Estamos en un momento en que es difícil mantener un equilibrio entre los países productores y consumidores de petroleo, y es por ello que nuestros gobiernos tienen que tomar decisiones. Con equilibrio me refiero, obviamente, a permitir que en esos países puedan comer casi todos los días, aunque sin excesos, pero a nosotros que no nos limiten la velocidad a 110 km/h. ¡faltaría más!

Todas estas revoluciones que se están montando, sin duda, son un grave problema para nosotros, y nuestros “amados” líderes se han puesto rápidamente manos a la obra. La oferta final será bastante clara: Sangre por petroleo. Ellos ponen la sangre y nosotros nos llevamos el petroleo.

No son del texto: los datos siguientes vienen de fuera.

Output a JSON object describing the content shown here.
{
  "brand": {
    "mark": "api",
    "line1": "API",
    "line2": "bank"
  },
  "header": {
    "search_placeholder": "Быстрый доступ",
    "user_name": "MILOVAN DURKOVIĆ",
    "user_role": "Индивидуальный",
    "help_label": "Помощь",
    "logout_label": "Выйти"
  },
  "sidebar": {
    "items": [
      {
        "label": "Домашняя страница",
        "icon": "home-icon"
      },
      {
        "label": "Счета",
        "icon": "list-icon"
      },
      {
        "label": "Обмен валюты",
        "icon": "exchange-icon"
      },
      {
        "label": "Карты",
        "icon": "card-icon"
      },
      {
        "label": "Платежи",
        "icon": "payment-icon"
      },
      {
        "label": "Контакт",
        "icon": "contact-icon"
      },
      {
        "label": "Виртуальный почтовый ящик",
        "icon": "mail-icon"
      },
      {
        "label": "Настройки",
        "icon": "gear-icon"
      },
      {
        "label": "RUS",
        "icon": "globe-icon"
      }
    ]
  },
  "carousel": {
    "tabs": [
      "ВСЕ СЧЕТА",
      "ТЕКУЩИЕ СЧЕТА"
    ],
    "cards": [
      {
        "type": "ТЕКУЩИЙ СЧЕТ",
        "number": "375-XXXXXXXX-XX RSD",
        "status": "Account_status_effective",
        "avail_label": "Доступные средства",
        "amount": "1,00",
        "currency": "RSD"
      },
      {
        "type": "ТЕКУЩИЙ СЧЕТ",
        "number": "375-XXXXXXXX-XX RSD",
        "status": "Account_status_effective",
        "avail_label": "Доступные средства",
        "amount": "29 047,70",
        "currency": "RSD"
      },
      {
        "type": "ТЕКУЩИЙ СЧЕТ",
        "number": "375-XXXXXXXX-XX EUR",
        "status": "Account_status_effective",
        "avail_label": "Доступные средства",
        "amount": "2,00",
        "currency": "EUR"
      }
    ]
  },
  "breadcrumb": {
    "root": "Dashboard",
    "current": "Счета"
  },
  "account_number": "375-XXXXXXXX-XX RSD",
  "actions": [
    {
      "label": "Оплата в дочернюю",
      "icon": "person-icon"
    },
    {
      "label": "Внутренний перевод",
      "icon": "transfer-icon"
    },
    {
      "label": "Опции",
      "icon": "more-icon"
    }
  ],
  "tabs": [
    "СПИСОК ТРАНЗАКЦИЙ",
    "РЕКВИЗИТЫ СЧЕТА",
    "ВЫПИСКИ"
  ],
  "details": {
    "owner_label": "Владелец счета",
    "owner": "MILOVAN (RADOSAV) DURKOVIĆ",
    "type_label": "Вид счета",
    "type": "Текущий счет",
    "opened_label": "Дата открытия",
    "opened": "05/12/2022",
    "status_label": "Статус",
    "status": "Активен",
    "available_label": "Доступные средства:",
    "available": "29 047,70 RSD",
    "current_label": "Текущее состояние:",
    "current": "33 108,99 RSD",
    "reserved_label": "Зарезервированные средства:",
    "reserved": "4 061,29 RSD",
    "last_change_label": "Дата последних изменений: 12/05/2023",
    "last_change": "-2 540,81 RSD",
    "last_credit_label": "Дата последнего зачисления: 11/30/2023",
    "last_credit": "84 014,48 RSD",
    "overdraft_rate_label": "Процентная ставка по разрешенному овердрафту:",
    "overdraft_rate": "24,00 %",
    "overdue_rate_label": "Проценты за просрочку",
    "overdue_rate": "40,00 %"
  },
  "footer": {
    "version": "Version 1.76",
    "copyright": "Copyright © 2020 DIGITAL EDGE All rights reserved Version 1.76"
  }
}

¿Digo con esto que la OTAN va a intervenir en Libia?. Por supuesto que no. Siempre y cuando Gadafi, o cualquier otro gobernante que se ponga en su lugar, haga negocios. Eso sí, sería bastante molesto no invadir Libia ahora, después de todo el dinero invertido en mover a nuestros barquitos.

El único problema al respecto es que ahora se lleva mucho eso de decir que se respetan los derechos humanos. Aparentando respetar los derechos humanos no se puede invadir un país para esclavizar a sus habitantes y robar sus bienes. Para evitarnos tomar la decisión de realizar una invasión que chocaría con nuestro policorrectismo, como siempre, he dado con la solución. Es más sencilla de lo que parece. Todo es cuestión de hacer un pequeño cambio en un documento.

Donde dice

Todos los seres humanos nacen libres e iguales en dignidad y derechos y, dotados como están de razón y conciencia, deben comportarse fraternalmente los unos con los otros

Se debería cambiar por

Todos los seres humanos nacen libres e iguales en dignidad y derechos y, dotados como están de razón y conciencia, deben comportarse fraternalmente los unos con los otros. Se excluyen del punto anterior aquellos pertenecientes a países no miembros de la OTAN, salvo que puedan pagarse un buen abogado. Asimismo, las personas sin hogar y todos aquellos cuyos ingresos estén por debajo del primer cuartil en una gráfica normal, se consideran no merecedores de ser protegidos por los derechos humanos. Éstos últimos podrán ganarse la condición de humanos trabajando en el ejército y dando la vida por sus patrias.

Así matamos dos pájaros de un tiro. Podemos invadirlos y nos garantizamos gente para hacerlo.

¿Ficción? No, es lo que estamos haciendo, solo que nunca escucharemos a nadie decirlo en voz alta.